British journalist and newsreader

Adam Shaw is a British business journalist and presenter who works for the BBC and ITV.

Shaw was educated at an inner-city comprehensive school in Kilburn, London. Until October 2008, he presented Working Lunch, BBC Two's main lunchtime economics programme. He also formerly presented Business Breakfast and World Business Report.

==Career==
Between 1994 and 2008, Shaw presented Working Lunch, working alongside Adrian Chiles and Paddy O'Connell, among others. He was particularly well known for the Shaw's Shares segment of the programme, in which he rounded up the day's happenings on the stock market. It was announced in July 2008 that, as part of a Working Lunch relaunch, Shaw would leave the programme. He left on 26 September, and was succeeded by Declan Curry.

For three years he was the business presenter of Radio 4's Today programme.
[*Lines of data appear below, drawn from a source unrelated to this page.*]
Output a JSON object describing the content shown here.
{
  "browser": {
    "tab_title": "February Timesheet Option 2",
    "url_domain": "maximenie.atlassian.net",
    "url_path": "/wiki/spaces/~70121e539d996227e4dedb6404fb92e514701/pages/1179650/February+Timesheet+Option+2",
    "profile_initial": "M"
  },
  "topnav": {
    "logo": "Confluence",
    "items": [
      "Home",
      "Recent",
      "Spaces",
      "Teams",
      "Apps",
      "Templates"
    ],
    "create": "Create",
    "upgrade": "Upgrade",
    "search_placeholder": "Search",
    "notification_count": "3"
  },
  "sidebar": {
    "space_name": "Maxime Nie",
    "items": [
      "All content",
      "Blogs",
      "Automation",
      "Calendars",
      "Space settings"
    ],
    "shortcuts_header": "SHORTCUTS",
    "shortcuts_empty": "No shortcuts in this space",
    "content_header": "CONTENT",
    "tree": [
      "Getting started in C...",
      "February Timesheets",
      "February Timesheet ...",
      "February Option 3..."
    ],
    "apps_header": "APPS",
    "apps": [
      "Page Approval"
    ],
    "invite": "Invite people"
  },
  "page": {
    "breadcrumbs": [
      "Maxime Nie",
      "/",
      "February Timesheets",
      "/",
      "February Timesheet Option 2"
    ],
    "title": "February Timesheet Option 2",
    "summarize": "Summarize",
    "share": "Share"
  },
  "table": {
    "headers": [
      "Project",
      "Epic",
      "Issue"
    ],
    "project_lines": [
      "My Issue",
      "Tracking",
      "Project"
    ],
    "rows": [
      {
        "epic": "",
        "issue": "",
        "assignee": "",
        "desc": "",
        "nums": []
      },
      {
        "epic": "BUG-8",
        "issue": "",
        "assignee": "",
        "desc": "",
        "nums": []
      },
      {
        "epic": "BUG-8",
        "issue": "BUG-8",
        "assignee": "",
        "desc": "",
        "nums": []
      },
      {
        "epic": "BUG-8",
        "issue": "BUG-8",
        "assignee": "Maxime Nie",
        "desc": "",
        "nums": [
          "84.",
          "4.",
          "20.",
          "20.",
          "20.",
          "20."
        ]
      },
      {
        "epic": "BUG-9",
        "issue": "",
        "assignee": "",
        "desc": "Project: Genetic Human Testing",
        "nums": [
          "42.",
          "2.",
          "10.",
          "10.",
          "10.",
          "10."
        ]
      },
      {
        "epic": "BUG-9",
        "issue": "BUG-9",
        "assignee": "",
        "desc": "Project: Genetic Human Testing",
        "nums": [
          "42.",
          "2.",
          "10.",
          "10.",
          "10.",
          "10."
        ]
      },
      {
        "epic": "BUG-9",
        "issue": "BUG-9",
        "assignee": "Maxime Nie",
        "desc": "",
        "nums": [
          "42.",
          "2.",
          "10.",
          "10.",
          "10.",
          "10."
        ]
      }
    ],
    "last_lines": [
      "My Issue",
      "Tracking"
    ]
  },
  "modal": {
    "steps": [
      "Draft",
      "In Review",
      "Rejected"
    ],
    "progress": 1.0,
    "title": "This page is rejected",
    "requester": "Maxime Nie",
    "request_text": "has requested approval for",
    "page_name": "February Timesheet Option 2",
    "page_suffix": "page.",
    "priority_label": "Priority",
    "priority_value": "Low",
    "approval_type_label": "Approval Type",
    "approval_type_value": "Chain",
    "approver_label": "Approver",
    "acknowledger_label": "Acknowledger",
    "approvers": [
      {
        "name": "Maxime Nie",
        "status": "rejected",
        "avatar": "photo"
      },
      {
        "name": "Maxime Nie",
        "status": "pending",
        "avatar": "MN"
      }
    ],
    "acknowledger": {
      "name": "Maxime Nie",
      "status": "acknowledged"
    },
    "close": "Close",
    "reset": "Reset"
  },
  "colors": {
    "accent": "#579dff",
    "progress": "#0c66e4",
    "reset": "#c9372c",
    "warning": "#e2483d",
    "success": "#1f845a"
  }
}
On the programme he interviewed most of the chief executives of the FTSE 100 and occasionally left the studio to do "fun" reports, such as composing a song with Guy Chambers. He has since presented Drive to Buy for ITV in late 2012 and Cook Me The Money for ITV in April 2013. He is the presenter of a BBC World News series called Horizons, which examines emerging new business ideas around the world. The first two series in 2009 and 2010 took him to over 30 different countries visiting places such as the Amazon Jungle and Inner Mongolia, as well as usual destinations such as New York City, Paris, and São Paulo. Shaw is also a regular presenter of BBC Radio 4's weekly finance programme Money Box, and also ITV's Tonight programme.